In the spring of 1954, William Samuels who was releated to Lowman Pauling of the 5 Royales, heard some good things about this new vocal group now known as The Casanovas, from one of the travelling staff of the Royales. Samuels from nearby Winston-Salem, knew that Apollo Records in New York had favored R & B vocal groups from the state and soon contacted label head Bess Berman. The demo that Apollo Records received from The Casanovas with Chester Mayfield, was enough to give the group a shot at recording for the label. In early 1955 the group went to New York for a recording session that resulted in an April release of "That's All" and "Are You For Real?" on Apollo # 471. Hy Siegel was the producer and the ballad side "That's All" immediately got decent airplay especially on Alan Freed's radio show for WINS in New York. In late May the group recorded a second side for Apollo that was released in late June. The songs were "It's Been A Long Long Time" and the mysteriously named "Hush-A-Mecca" on # 474. In mid August the Casanovas third record for Apollo was released. It featured "I Don't Want You To Go" and "Please Be My Love" on Apollo # 477. The last record of the year for the group was released on December 17 and paired "Sleepy Head Mama" and "My Baby's Love" on # 483. Except for their initial recording of "That's All", none of the succeeding records by the group did not do much in sales after their release.

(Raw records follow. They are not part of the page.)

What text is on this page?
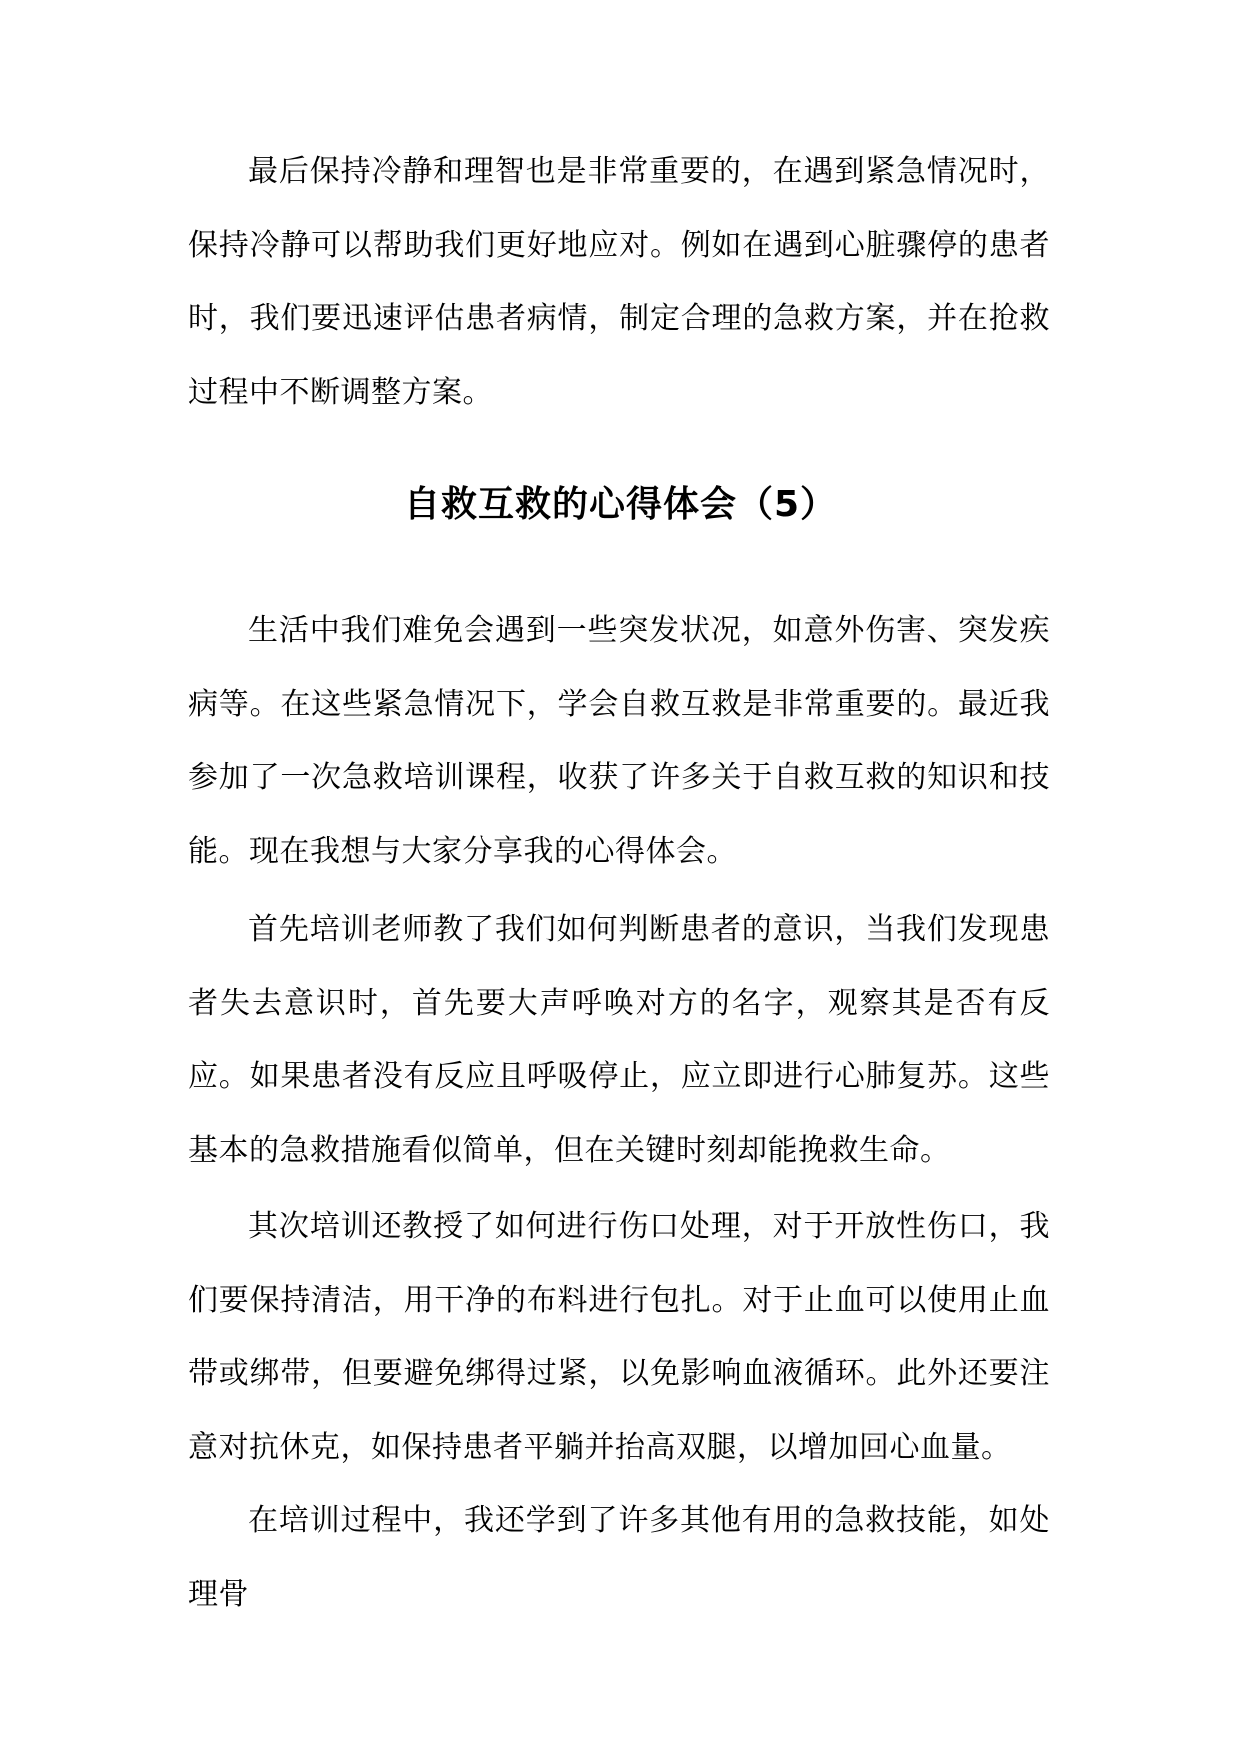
最后保持冷静和理智也是非常重要的，在遇到紧急情况时，保持冷静可以帮助我们更好地应对。例如在遇到心脏骤停的患者时，我们要迅速评估患者病情，制定合理的急救方案，并在抢救过程中不断调整方案。

自救互救的心得体会（5）

生活中我们难免会遇到一些突发状况，如意外伤害、突发疾病等。在这些紧急情况下，学会自救互救是非常重要的。最近我参加了一次急救培训课程，收获了许多关于自救互救的知识和技能。现在我想与大家分享我的心得体会。

首先培训老师教了我们如何判断患者的意识，当我们发现患者失去意识时，首先要大声呼唤对方的名字，观察其是否有反应。如果患者没有反应且呼吸停止，应立即进行心肺复苏。这些基本的急救措施看似简单，但在关键时刻却能挽救生命。

其次培训还教授了如何进行伤口处理，对于开放性伤口，我们要保持清洁，用干净的布料进行包扎。对于止血可以使用止血带或绑带，但要避免绑得过紧，以免影响血液循环。此外还要注意对抗休克，如保持患者平躺并抬高双腿，以增加回心血量。

在培训过程中，我还学到了许多其他有用的急救技能，如处理骨
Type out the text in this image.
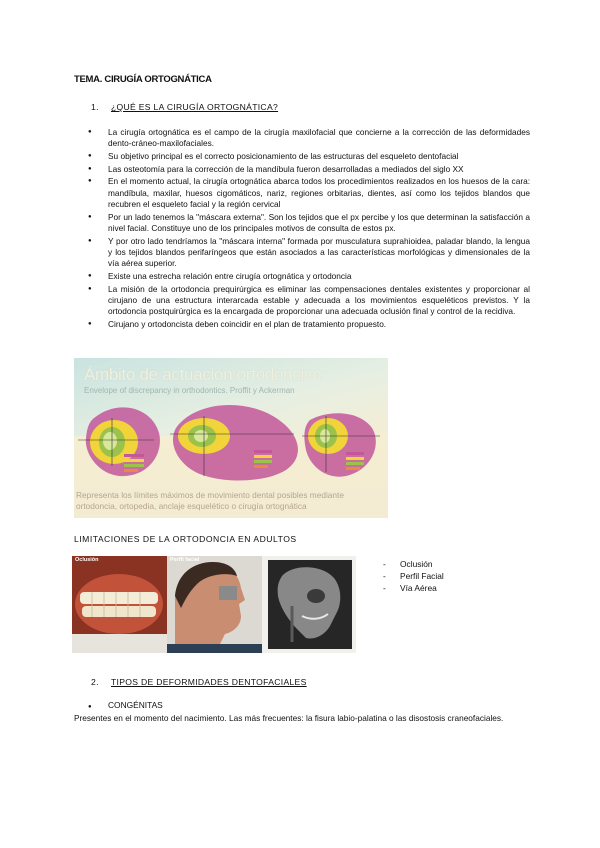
TEMA. CIRUGÍA ORTOGNÁTICA
1. ¿QUÉ ES LA CIRUGÍA ORTOGNÁTICA?
● La cirugía ortognática es el campo de la cirugía maxilofacial que concierne a la corrección de las deformidades dento-cráneo-maxilofaciales.
● Su objetivo principal es el correcto posicionamiento de las estructuras del esqueleto dentofacial
● Las osteotomía para la corrección de la mandíbula fueron desarrolladas a mediados del siglo XX
● En el momento actual, la cirugía ortognática abarca todos los procedimientos realizados en los huesos de la cara: mandíbula, maxilar, huesos cigomáticos, nariz, regiones orbitarias, dientes, así como los tejidos blandos que recubren el esqueleto facial y la región cervical
● Por un lado tenemos la "máscara externa". Son los tejidos que el px percibe y los que determinan la satisfacción a nivel facial. Constituye uno de los principales motivos de consulta de estos px.
● Y por otro lado tendríamos la "máscara interna" formada por musculatura suprahioidea, paladar blando, la lengua y los tejidos blandos perifaríngeos que están asociados a las características morfológicas y dimensionales de la vía aérea superior.
● Existe una estrecha relación entre cirugía ortognática y ortodoncia
● La misión de la ortodoncia prequirúrgica es eliminar las compensaciones dentales existentes y proporcionar al cirujano de una estructura interarcada estable y adecuada a los movimientos esqueléticos previstos. Y la ortodoncia postquirúrgica es la encargada de proporcionar una adecuada oclusión final y control de la recidiva.
● Cirujano y ortodoncista deben coincidir en el plan de tratamiento propuesto.
Ámbito de actuación ortodóncico
Envelope of discrepancy in orthodontics. Proffit y Ackerman
Representa los límites máximos de movimiento dental posibles mediante ortodoncia, ortopedia, anclaje esquelético o cirugía ortognática
LIMITACIONES DE LA ORTODONCIA EN ADULTOS
Oclusión	Perfil facial
-	Oclusión
- Perfil Facial
- Vía Aérea
2. TIPOS DE DEFORMIDADES DENTOFACIALES
● CONGÉNITAS
Presentes en el momento del nacimiento. Las más frecuentes: la fisura labio-palatina o las disostosis craneofaciales.
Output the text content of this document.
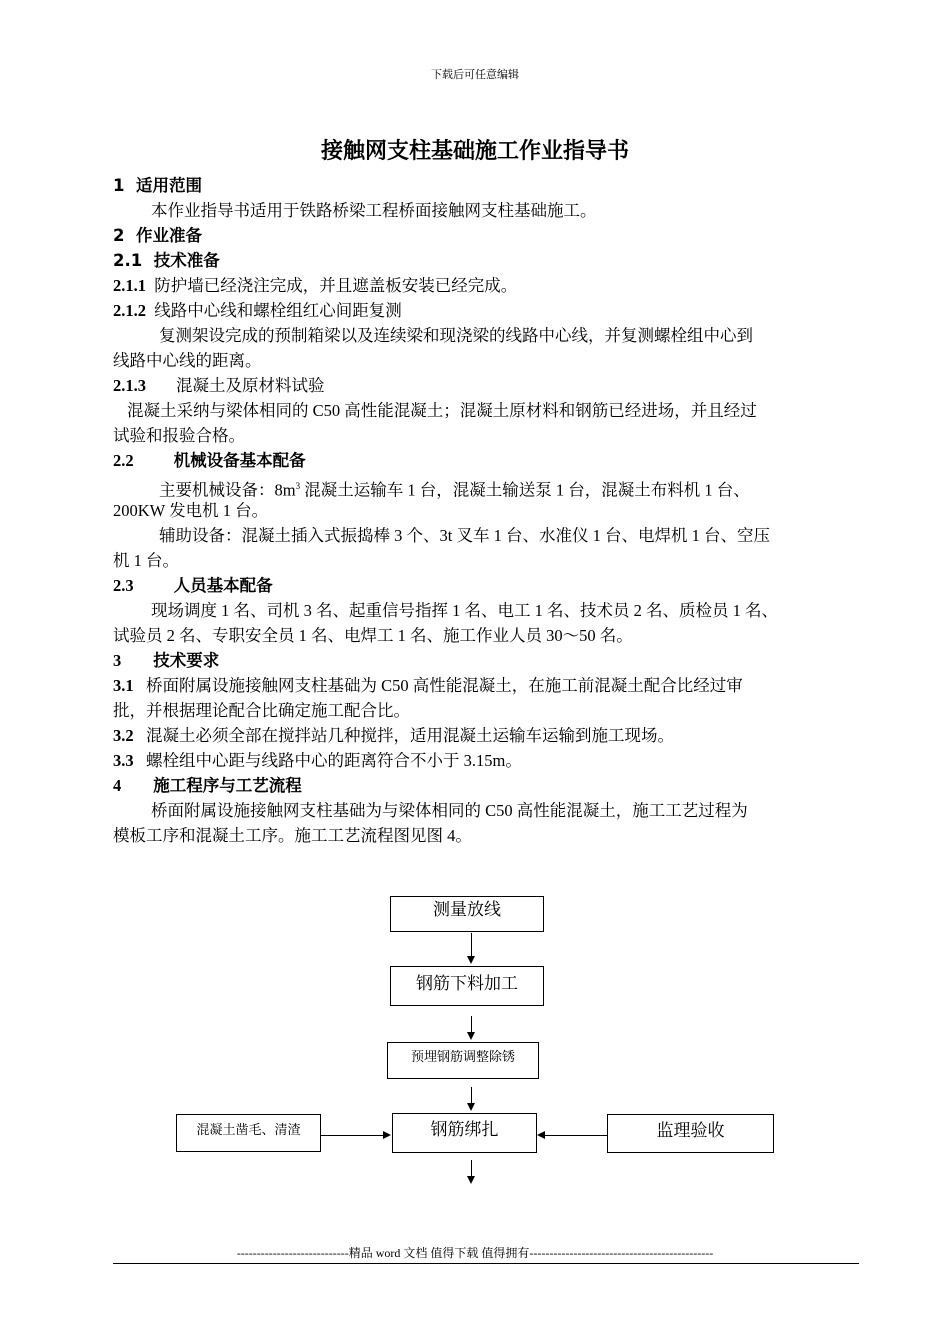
下载后可任意编辑
接触网支柱基础施工作业指导书
1 适用范围
本作业指导书适用于铁路桥梁工程桥面接触网支柱基础施工。
2 作业准备
2.1 技术准备
2.1.1 防护墙已经浇注完成，并且遮盖板安装已经完成。
2.1.2 线路中心线和螺栓组红心间距复测
复测架设完成的预制箱梁以及连续梁和现浇梁的线路中心线，并复测螺栓组中心到
线路中心线的距离。
2.1.3 混凝土及原材料试验
混凝土采纳与梁体相同的 C50 高性能混凝土；混凝土原材料和钢筋已经进场，并且经过
试验和报验合格。
2.2 机械设备基本配备
主要机械设备：$8m^3$ 混凝土运输车 1 台，混凝土输送泵 1 台，混凝土布料机 1 台、
200KW 发电机 1 台。
辅助设备：混凝土插入式振捣棒 3 个、3t 叉车 1 台、水准仪 1 台、电焊机 1 台、空压
机 1 台。
2.3 人员基本配备
现场调度 1 名、司机 3 名、起重信号指挥 1 名、电工 1 名、技术员 2 名、质检员 1 名、
试验员 2 名、专职安全员 1 名、电焊工 1 名、施工作业人员 30～50 名。
3 技术要求
3.1 桥面附属设施接触网支柱基础为 C50 高性能混凝土，在施工前混凝土配合比经过审
批，并根据理论配合比确定施工配合比。
3.2 混凝土必须全部在搅拌站几种搅拌，适用混凝土运输车运输到施工现场。
3.3 螺栓组中心距与线路中心的距离符合不小于 3.15m。
4 施工程序与工艺流程
桥面附属设施接触网支柱基础为与梁体相同的 C50 高性能混凝土，施工工艺过程为
模板工序和混凝土工序。施工工艺流程图见图 4。
测量放线
钢筋下料加工
预埋钢筋调整除锈
钢筋绑扎
混凝土凿毛、清渣	监理验收
----------------------------精品 word 文档 值得下载 值得拥有----------------------------------------------
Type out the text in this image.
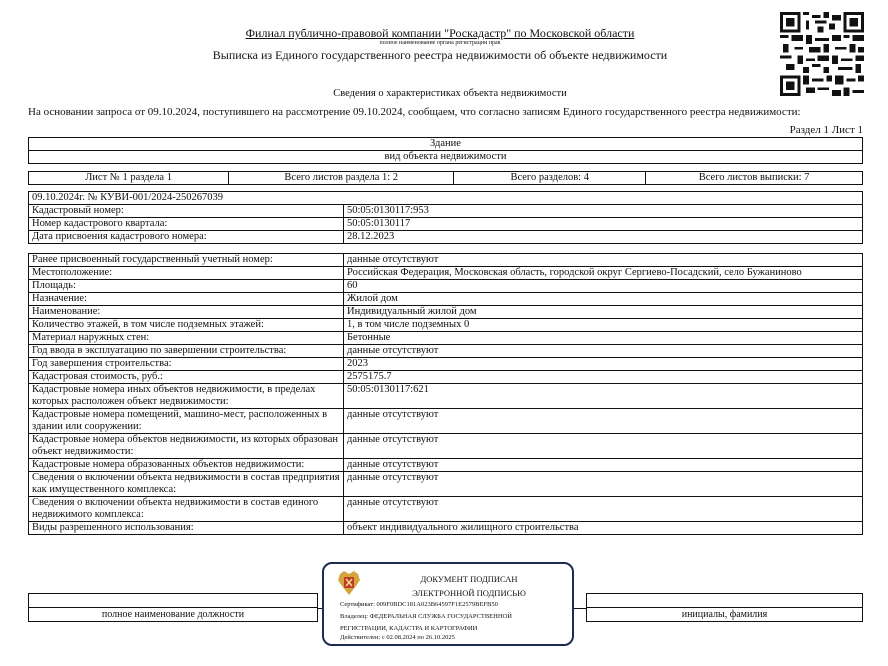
Филиал публично-правовой компании "Роскадастр" по Московской области
полное наименование органа регистрации прав
Выписка из Единого государственного реестра недвижимости об объекте недвижимости
Сведения о характеристиках объекта недвижимости
На основании запроса от 09.10.2024, поступившего на рассмотрение 09.10.2024, сообщаем, что согласно записям Единого государственного реестра недвижимости:
Раздел 1 Лист 1
Здание
вид объекта недвижимости
Лист № 1 раздела 1	Всего листов раздела 1: 2	Всего разделов: 4	Всего листов выписки: 7
09.10.2024г. № КУВИ-001/2024-250267039	
Кадастровый номер:	50:05:0130117:953
Номер кадастрового квартала:	50:05:0130117
Дата присвоения кадастрового номера:	28.12.2023
Ранее присвоенный государственный учетный номер:	данные отсутствуют
Местоположение:	Российская Федерация, Московская область, городской округ Сергиево-Посадский, село Бужаниново
Площадь:	60
Назначение:	Жилой дом
Наименование:	Индивидуальный жилой дом
Количество этажей, в том числе подземных этажей:	1, в том числе подземных 0
Материал наружных стен:	Бетонные
Год ввода в эксплуатацию по завершении строительства:	данные отсутствуют
Год завершения строительства:	2023
Кадастровая стоимость, руб.:	2575175.7
Кадастровые номера иных объектов недвижимости, в пределах которых расположен объект недвижимости:	50:05:0130117:621
Кадастровые номера помещений, машино-мест, расположенных в здании или сооружении:	данные отсутствуют
Кадастровые номера объектов недвижимости, из которых образован объект недвижимости:	данные отсутствуют
Кадастровые номера образованных объектов недвижимости:	данные отсутствуют
Сведения о включении объекта недвижимости в состав предприятия как имущественного комплекса:	данные отсутствуют
Сведения о включении объекта недвижимости в состав единого недвижимого комплекса:	данные отсутствуют
Виды разрешенного использования:	объект индивидуального жилищного строительства

полное наименование должности	инициалы, фамилия
ДОКУМЕНТ ПОДПИСАН
ЭЛЕКТРОННОЙ ПОДПИСЬЮ
Сертификат: 009F0BDC181A023B64597F1E2579BEFB50
Владелец: ФЕДЕРАЛЬНАЯ СЛУЖБА ГОСУДАРСТВЕННОЙ
РЕГИСТРАЦИИ, КАДАСТРА И КАРТОГРАФИИ
Действителен: с 02.08.2024 по 26.10.2025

During 1956 the group was absent in the recording studio as they regrouped and tried to improve their market possibilities. During the summer of 1957 they tried with Apollo again with the release of "For You And You Alone" and "Please Be Mine" on Apollo # 519. The Casanovas had one last record on the Apollo label that was released without much notice in April of 1958. The songs were "You Are My Queen" and "Good Looking Baby" on # 523. By that time the day of the R & B vocal groups was on the wane as strings and vocal choruses were now being used to augment the sound and "modernize" it from its R & B roots, and the gospel founded Casanovas were not in high demand. They soon disbanded the group and went on their way becoming another footnote to the history of the music of America in the nineteen fifties. The beautiful and soulful sound of their first recording of "That's All" remains as one of the singular sounds of the time that is still today recalled with such affection.

"You Are My Queen" which is also known as "The Best Of The Casanovas" is available of a CD from Relic which features the twelve released cuts plus four unreleased songs for Apollo including an a capella version of "Listen To The Bells". The group is also featured on various Apollo compilation CDs and on an Apollo a capella audition CD.